Mark Selby reveals mental health issues after Masters exit

Mark Selby is currently struggling with a mental health issue (Picture: Getty Images)

Mark Selby has revealed he has mental health issues and will seek help to improve the situation following his exit from the Masters on Friday night.

The world champion and world number one was beaten 6-1 by Barry Hawkins in the quarter-final at Alexandra Palace on Friday, a performance he called “garbage” and certainly well below par for a player of its quality.

He has since revealed he was suffering mentally and admits he put a ‘brave face’ on it this week at London.

It wasn’t necessary, but Selby apologized to his friends and family for “letting them down” in the game against Hawkins, but they all hope he can recover as soon as possible.

Selby tweeted: ‘I just want to apologize to all my friends and family for letting them down. Mentally not in the right place at the moment, I had a relapse and trying to contain it and look good is not the answer.

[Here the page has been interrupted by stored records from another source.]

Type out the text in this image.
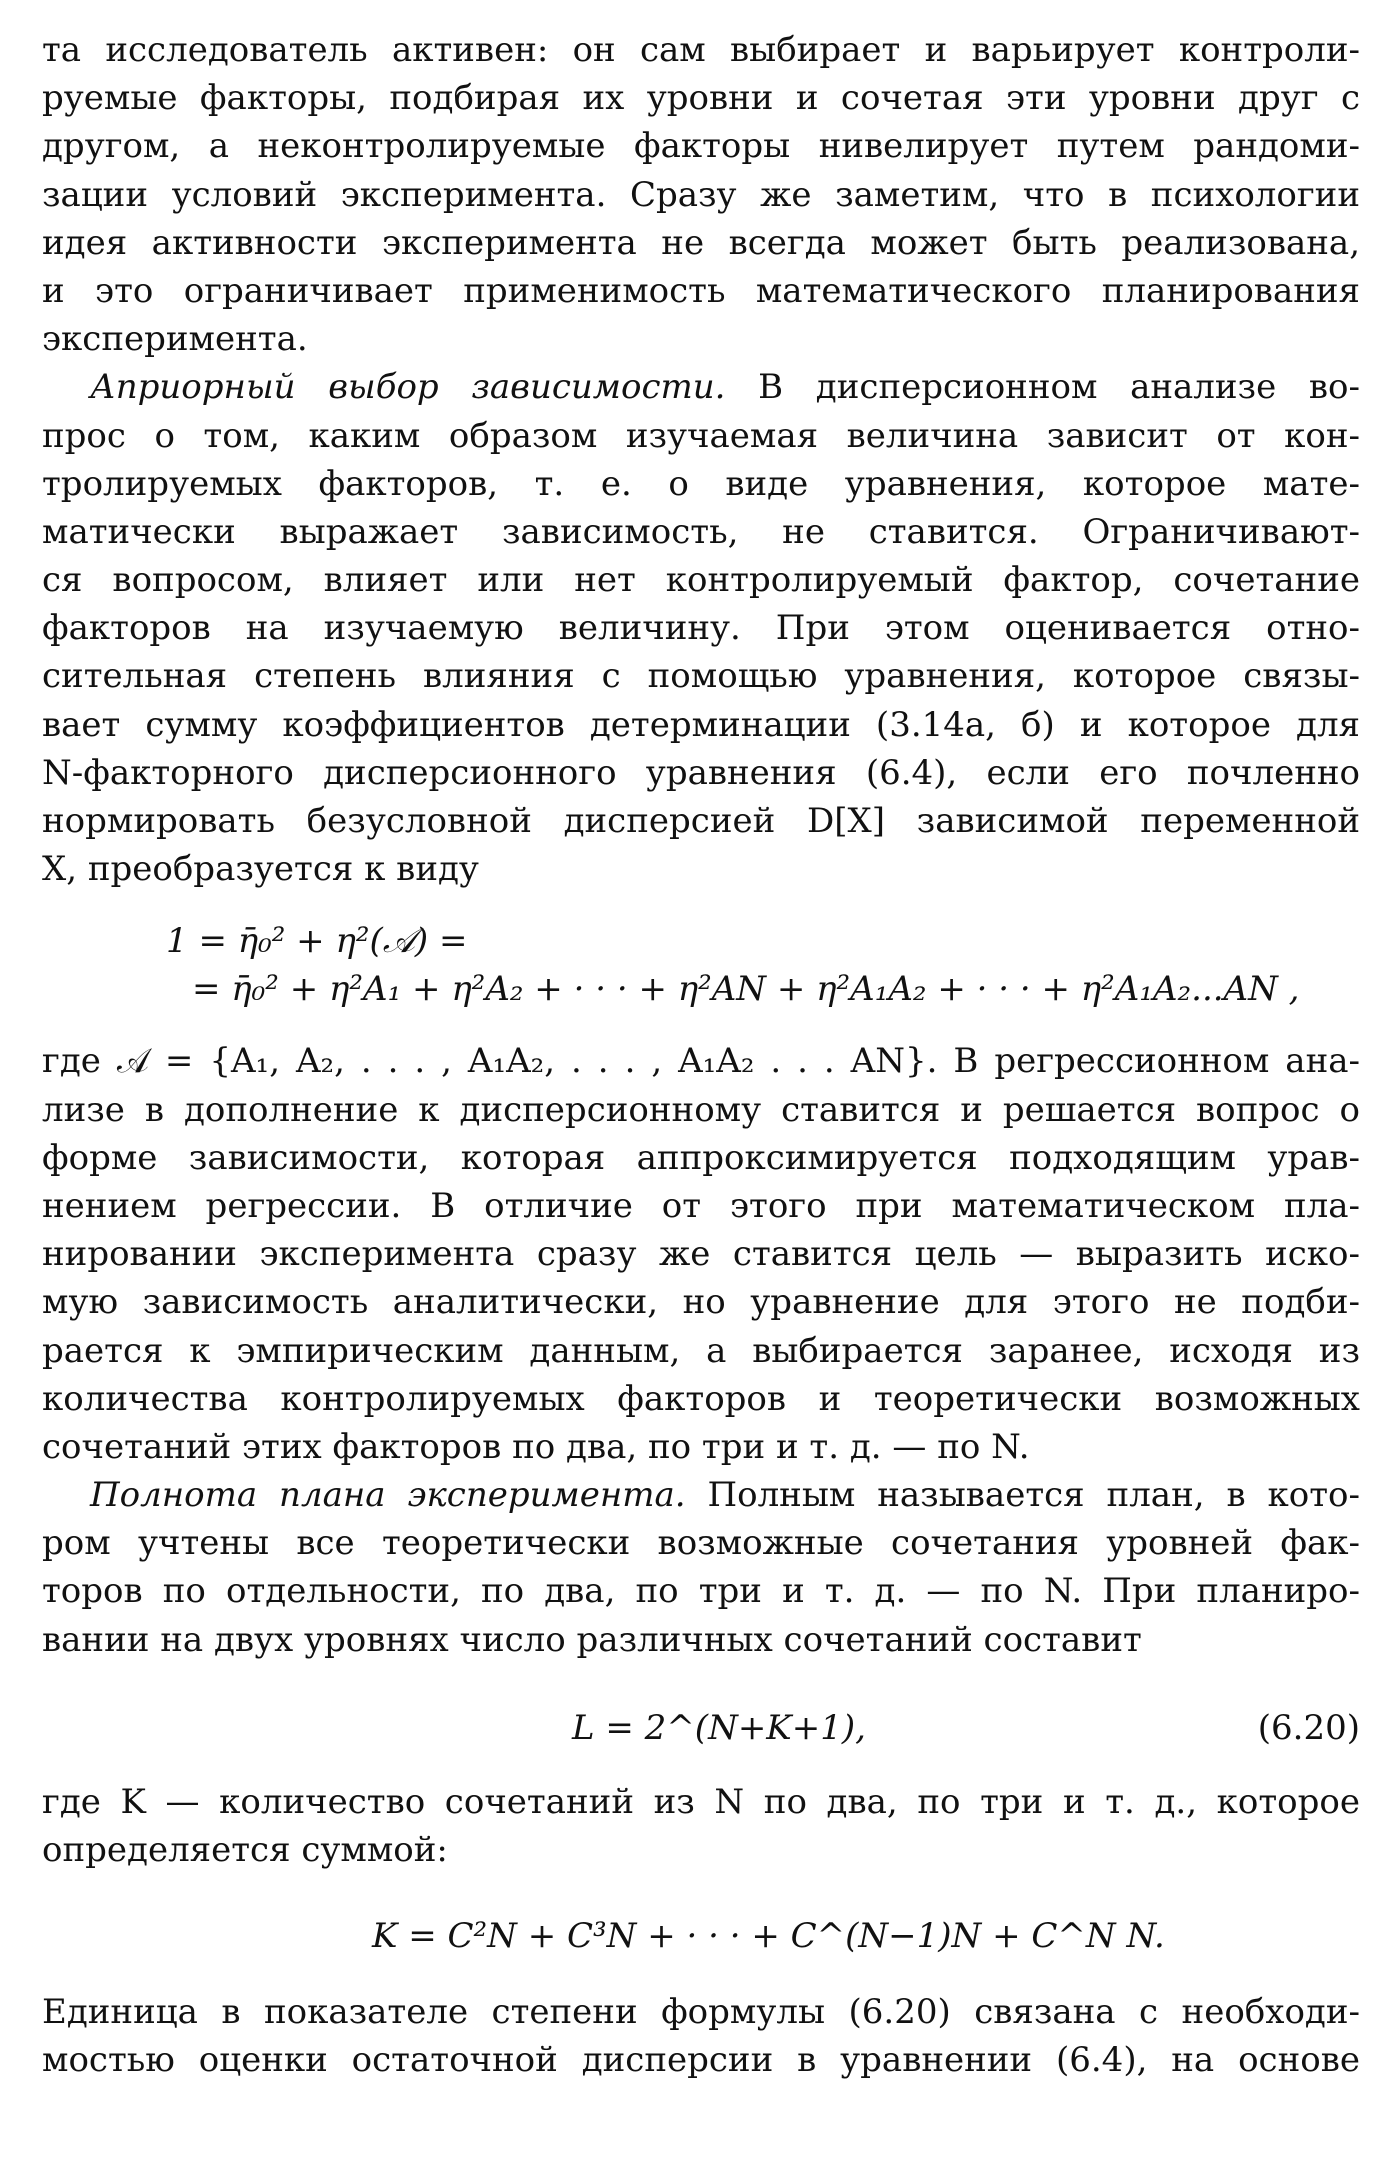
та исследователь активен: он сам выбирает и варьирует контроли-
руемые факторы, подбирая их уровни и сочетая эти уровни друг с
другом, а неконтролируемые факторы нивелирует путем рандоми-
зации условий эксперимента. Сразу же заметим, что в психологии
идея активности эксперимента не всегда может быть реализована,
и это ограничивает применимость математического планирования
эксперимента.
Априорный выбор зависимости. В дисперсионном анализе во-
прос о том, каким образом изучаемая величина зависит от кон-
тролируемых факторов, т. е. о виде уравнения, которое мате-
матически выражает зависимость, не ставится. Ограничивают-
ся вопросом, влияет или нет контролируемый фактор, сочетание
факторов на изучаемую величину. При этом оценивается отно-
сительная степень влияния с помощью уравнения, которое связы-
вает сумму коэффициентов детерминации (3.14а, б) и которое для
N-факторного дисперсионного уравнения (6.4), если его почленно
нормировать безусловной дисперсией D[X] зависимой переменной
X, преобразуется к виду
1 = η̄₀² + η²(𝒜) =
= η̄₀² + η²A₁ + η²A₂ + · · · + η²AN + η²A₁A₂ + · · · + η²A₁A₂...AN ,
где 𝒜 = {A₁, A₂, . . . , A₁A₂, . . . , A₁A₂ . . . AN}. В регрессионном ана-
лизе в дополнение к дисперсионному ставится и решается вопрос о
форме зависимости, которая аппроксимируется подходящим урав-
нением регрессии. В отличие от этого при математическом пла-
нировании эксперимента сразу же ставится цель — выразить иско-
мую зависимость аналитически, но уравнение для этого не подби-
рается к эмпирическим данным, а выбирается заранее, исходя из
количества контролируемых факторов и теоретически возможных
сочетаний этих факторов по два, по три и т. д. — по N.
Полнота плана эксперимента. Полным называется план, в кото-
ром учтены все теоретически возможные сочетания уровней фак-
торов по отдельности, по два, по три и т. д. — по N. При планиро-
вании на двух уровнях число различных сочетаний составит
L = 2^(N+K+1),	(6.20)
где K — количество сочетаний из N по два, по три и т. д., которое
определяется суммой:
K = C²N + C³N + · · · + C^(N−1)N + C^N N.
Единица в показателе степени формулы (6.20) связана с необходи-
мостью оценки остаточной дисперсии в уравнении (6.4), на основе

I promise to get help and become a better #mentalhealth person.’

WPBSA chairman Jason Ferguson responded, offering his support for the world number one and any other players who need it.

“The WPBSA is not just a governing body, it is a membership association which includes a player support body for World Snooker Tour players,” Ferguson said.

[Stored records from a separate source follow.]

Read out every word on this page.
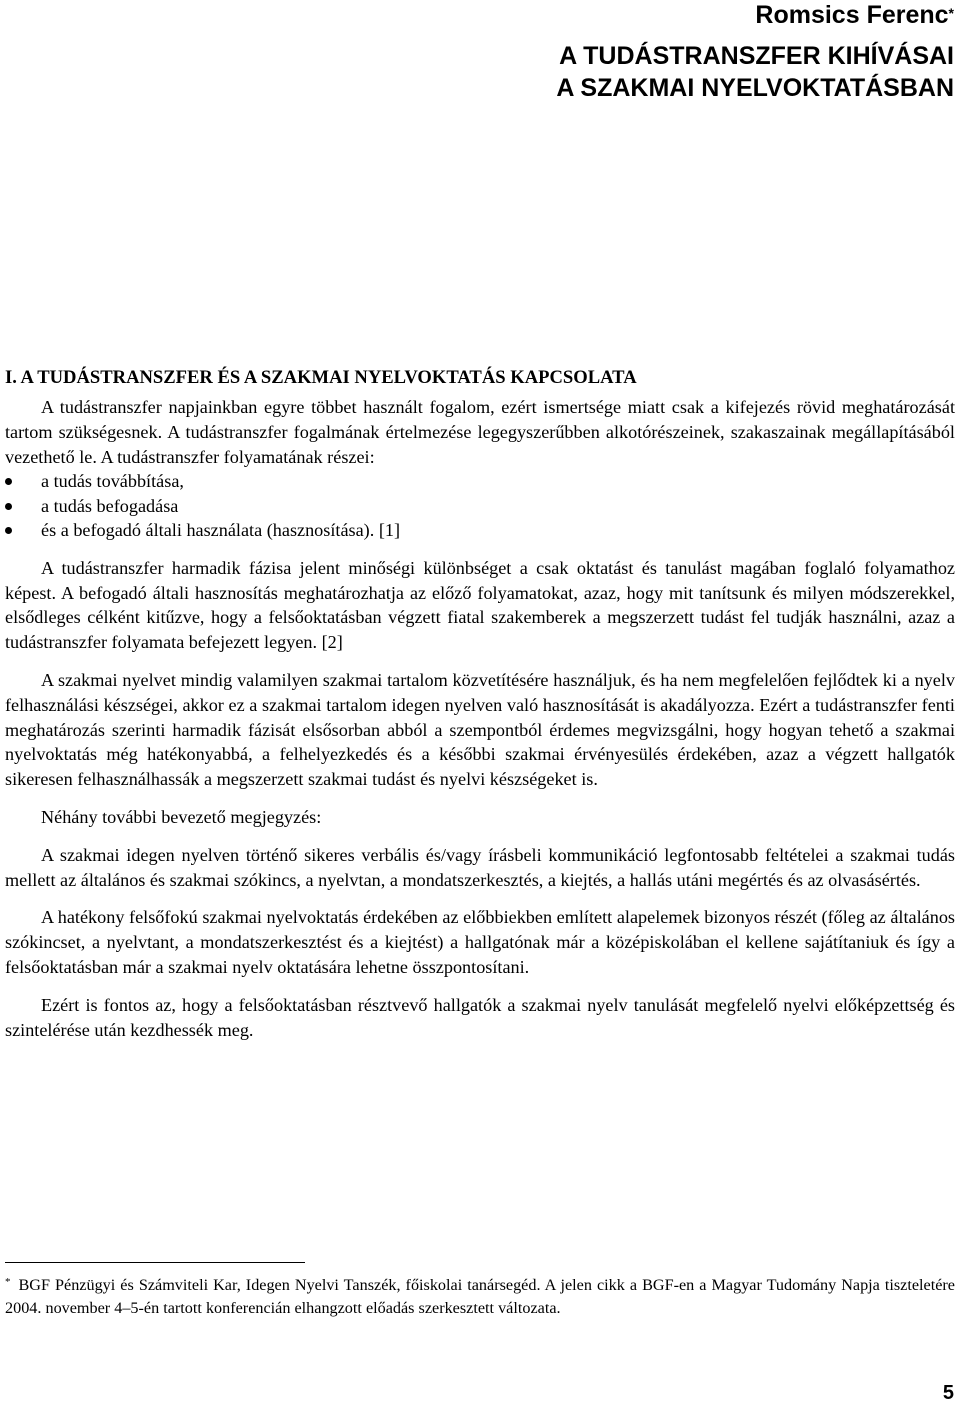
Romsics Ferenc*
A TUDÁSTRANSZFER KIHÍVÁSAI
A SZAKMAI NYELVOKTATÁSBAN
I. A TUDÁSTRANSZFER ÉS A SZAKMAI NYELVOKTATÁS KAPCSOLATA

A tudástranszfer napjainkban egyre többet használt fogalom, ezért ismertsége miatt csak a kifejezés rövid meghatározását tartom szükségesnek. A tudástranszfer fogalmának értelmezése legegyszerűbben alkotórészeinek, szakaszainak megállapításából vezethető le. A tudástranszfer folyamatának részei:

a tudás továbbítása,
a tudás befogadása
és a befogadó általi használata (hasznosítása). [1]

A tudástranszfer harmadik fázisa jelent minőségi különbséget a csak oktatást és tanulást magában foglaló folyamathoz képest. A befogadó általi hasznosítás meghatározhatja az előző folyamatokat, azaz, hogy mit tanítsunk és milyen módszerekkel, elsődleges célként kitűzve, hogy a felsőoktatásban végzett fiatal szakemberek a megszerzett tudást fel tudják használni, azaz a tudástranszfer folyamata befejezett legyen. [2]

A szakmai nyelvet mindig valamilyen szakmai tartalom közvetítésére használjuk, és ha nem megfelelően fejlődtek ki a nyelv felhasználási készségei, akkor ez a szakmai tartalom idegen nyelven való hasznosítását is akadályozza. Ezért a tudástranszfer fenti meghatározás szerinti harmadik fázisát elsősorban abból a szempontból érdemes megvizsgálni, hogy hogyan tehető a szakmai nyelvoktatás még hatékonyabbá, a felhelyezkedés és a későbbi szakmai érvényesülés érdekében, azaz a végzett hallgatók sikeresen felhasználhassák a megszerzett szakmai tudást és nyelvi készségeket is.

Néhány további bevezető megjegyzés:

A szakmai idegen nyelven történő sikeres verbális és/vagy írásbeli kommunikáció legfontosabb feltételei a szakmai tudás mellett az általános és szakmai szókincs, a nyelvtan, a mondatszerkesztés, a kiejtés, a hallás utáni megértés és az olvasásértés.

A hatékony felsőfokú szakmai nyelvoktatás érdekében az előbbiekben említett alapelemek bizonyos részét (főleg az általános szókincset, a nyelvtant, a mondatszerkesztést és a kiejtést) a hallgatónak már a középiskolában el kellene sajátítaniuk és így a felsőoktatásban már a szakmai nyelv oktatására lehetne összpontosítani.

Ezért is fontos az, hogy a felsőoktatásban résztvevő hallgatók a szakmai nyelv tanulását megfelelő nyelvi előképzettség és szintelérése után kezdhessék meg.

* BGF Pénzügyi és Számviteli Kar, Idegen Nyelvi Tanszék, főiskolai tanársegéd. A jelen cikk a BGF-en a Magyar Tudomány Napja tiszteletére 2004. november 4–5-én tartott konferencián elhangzott előadás szerkesztett változata.
5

“We are always sorry to hear if any of our players are going through a difficult time, support is there for Mark and any other members playing on the WST.”

Selby had tweeted after last night’s game and, although disappointed, was contemplating his return to the table and wished his good friend Hawkins all the best for the rest of the event.

“Well, I don’t think I could play that badly if I tried too!!!!” Selby tweeted. “Good luck to Barry, I hope he wins it!” Shootout here we come.’

Selby has previously opened up about her mental health struggles, saying she dealt with depression during last year’s master’s degree.

“It’s tough,” he said. “When people are going through depression it’s very difficult and times like this don’t make it any easier because you’re locked up at home and you have so much time to think about things.

“When I was going through it – and even now I’m still on medication to this day – I went to professionals and they told me to do things you enjoy and try to keep your mind active. But it’s hard when you go through times like this because the things you love, you can’t do.

“The only thing you can do is talk to the professionals. Talk to your family and call for help and ask them to help you too.